Rick turned to Max, feeling the swelling on his own forehead and the throbbing of assorted contusions suffered in the riot. “Max, if you’re asking me, the answer is yes!” Rick told him.

*   *   *

Azonia, mistress and overlord of the Zentraedi, surveyed the strategic situation from the command post of her nine-mile-long flagship.

Matters were coming to a head. She was determined that this would be the proof of her abilities. A stellar chance! Once she defeated these Micronian upstarts, the universe would be hers. Supreme commander? That would lie well within her grasp, and farewell, Dolza!

Or perhaps she would become the new Robotech Mistress. Others had played that dangerous game, only to lose. But none played it as well as she, Azonia was confident.

She was less than happy at the moment, however, having just been informed that Khyron, the mad genius of war, had again disobeyed her orders.

Azonia rose to her feet from the thronelike command chair on the bridge of her own vaunted, combat-tested battleship, fury striking from her like lightning as though she were a goddess who could smash worlds.

And, in fact, Azonia was.

“What? Are you saying Khyron left the fleet’s holding formation in violation of my orders?”

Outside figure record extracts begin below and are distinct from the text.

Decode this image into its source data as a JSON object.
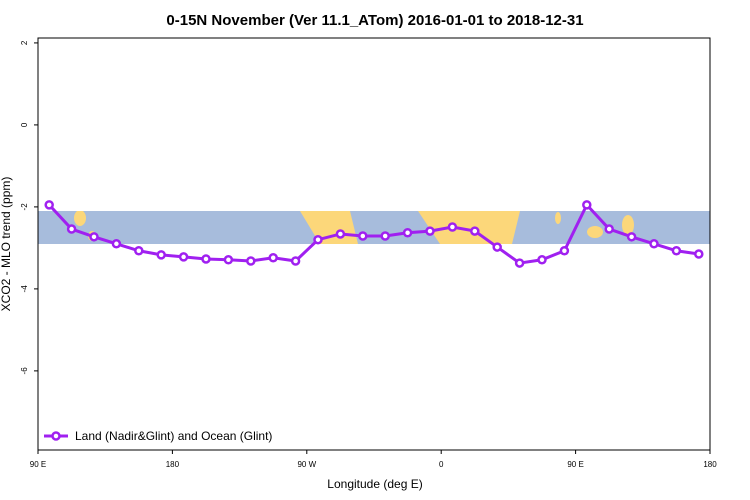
{
  "chart_data": {
    "type": "line",
    "title": "0-15N November (Ver 11.1_ATom)   2016-01-01 to 2018-12-31",
    "x_label": "Longitude (deg E)",
    "y_label": "XCO2 - MLO trend (ppm)",
    "x": [
      97.5,
      112.5,
      127.5,
      142.5,
      157.5,
      172.5,
      187.5,
      202.5,
      217.5,
      232.5,
      247.5,
      262.5,
      277.5,
      292.5,
      307.5,
      322.5,
      337.5,
      352.5,
      367.5,
      382.5,
      397.5,
      412.5,
      427.5,
      442.5,
      457.5,
      472.5,
      487.5,
      502.5,
      517.5,
      532.5
    ],
    "series": [
      {
        "name": "Land (Nadir&Glint) and Ocean (Glint)",
        "color": "#a020f0",
        "values": [
          -1.95,
          -2.54,
          -2.73,
          -2.9,
          -3.07,
          -3.17,
          -3.22,
          -3.27,
          -3.29,
          -3.32,
          -3.24,
          -3.32,
          -2.8,
          -2.66,
          -2.71,
          -2.71,
          -2.63,
          -2.59,
          -2.49,
          -2.59,
          -2.98,
          -3.37,
          -3.29,
          -3.07,
          -1.95,
          -2.54,
          -2.73,
          -2.9,
          -3.07,
          -3.15
        ]
      }
    ],
    "xlim": [
      90,
      540
    ],
    "xticks": [
      {
        "value": 90,
        "label": "90 E"
      },
      {
        "value": 180,
        "label": "180"
      },
      {
        "value": 270,
        "label": "90 W"
      },
      {
        "value": 360,
        "label": "0"
      },
      {
        "value": 450,
        "label": "90 E"
      },
      {
        "value": 540,
        "label": "180"
      }
    ],
    "ylim": [
      -7.93,
      2.12
    ],
    "yticks": [
      2,
      0,
      -2,
      -4,
      -6
    ],
    "legend_position": "lower left"
  }
}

The communications officer knew that tone of voice and was quick to genuflect before her, then touch her forehead in abasement. “Yes, Commander.”

She was tall even for a Zentraedi woman, some fifty-five feet and more. Her mannishly short hair had been dyed blue, not because she cared for meaningless fads but rather so she would not be thought unaware.

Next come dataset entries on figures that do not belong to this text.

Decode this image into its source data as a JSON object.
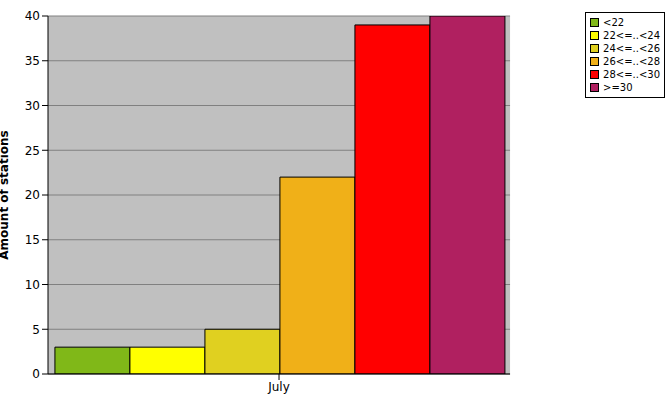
{
  "chart_data": {
    "type": "bar",
    "y_label": "Amount of stations",
    "categories": [
      "July"
    ],
    "series": [
      {
        "name": "<22",
        "color": "#80b818",
        "values": [
          3
        ]
      },
      {
        "name": "22<=..<24",
        "color": "#ffff00",
        "values": [
          3
        ]
      },
      {
        "name": "24<=..<26",
        "color": "#e0d020",
        "values": [
          5
        ]
      },
      {
        "name": "26<=..<28",
        "color": "#f0b018",
        "values": [
          22
        ]
      },
      {
        "name": "28<=..<30",
        "color": "#ff0000",
        "values": [
          39
        ]
      },
      {
        "name": ">=30",
        "color": "#b02060",
        "values": [
          40
        ]
      }
    ],
    "ylim": [
      0,
      40
    ],
    "yticks": [
      0,
      5,
      10,
      15,
      20,
      25,
      30,
      35,
      40
    ],
    "grid": true,
    "legend": "upper right"
  }
}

She had exotic, oblique eyes that were piercing beam weapons of intellect that had served Azonia’s rise beyond her contemporaries to the very pinnacle of Zentraedi command. “That is all,” she said coldly.

“Yes, Commander.” The messenger withdrew quickly and very gratefully; beheading the bearer of bad news was a not-uncommon Zentraedi custom, which among other things served to keep the lower orders in their place. She was glad—and lucky—to have her life.

But Azonia had dismissed the messenger from her mind completely; her concentration was all for the problem at hand. Technical readouts and displays told her all the details she needed to know: The Backstabber, with a strike force from his infamous Seventh Mechanized Division had, by Robotech fission, detached a major vessel-form from his own flagship and was proceeding at flank speed toward the spot where the Micronians had landed their stolen starship.

Azonia touched a control almost languidly. Close-up details showed streamers of fire and ionization trailing from Khyron’s craft, its outermost skin glowing red-hot; he was making his entry into the Earth’s atmosphere at a madly acute angle, risking severe friction damage.

Azonia had sufficient experience to know that Khyron and his attack troops were sitting out a roller coaster ride in an oven, all in the name of a possible extra few minutes of surprise.

It was so audacious. It was so willful, so disdainful of anyone’s criticism or interference. So Zentraedi. Azonia resumed her throne, chin on fist. “Khyron, what have you come up with this time, eh?”

She was in some small part envious, sorry that she wouldn’t be there for the fight. With Khyron in charge, there was sure to be a splendid battle, bloodshed—that highest glory that was conquest.

On a previous venture, Khyron had been yanked from his objective at the last moment by Breetai’s manual-override return command, which had caused the Backstabber’s war machines to return to the fleet despite his countermanding orders. Khyron had apparently taken steps to ensure that it couldn’t happen to him again.

By now the Earthlings would be hearing the peal of Khyron’s thunder. Azonia, eyes slitted like a cat’s, savored the moment, knowing she couldn’t lose either way. If the Backstabber won, the credit would go to her as armada commander, she would make sure of that; if he lost and was unfortunate or unwise enough to return to the fleet, she would have the pleasure of executing him herself.

Azonia savored the thought. Violence and death and a certain sensual cruelty were things to command any Zentraedi’s emotions. Khyron was becoming quite intriguing.

Azonia watched the displays with feline glee. Decorate him, kill him; she was equally eager to do either one.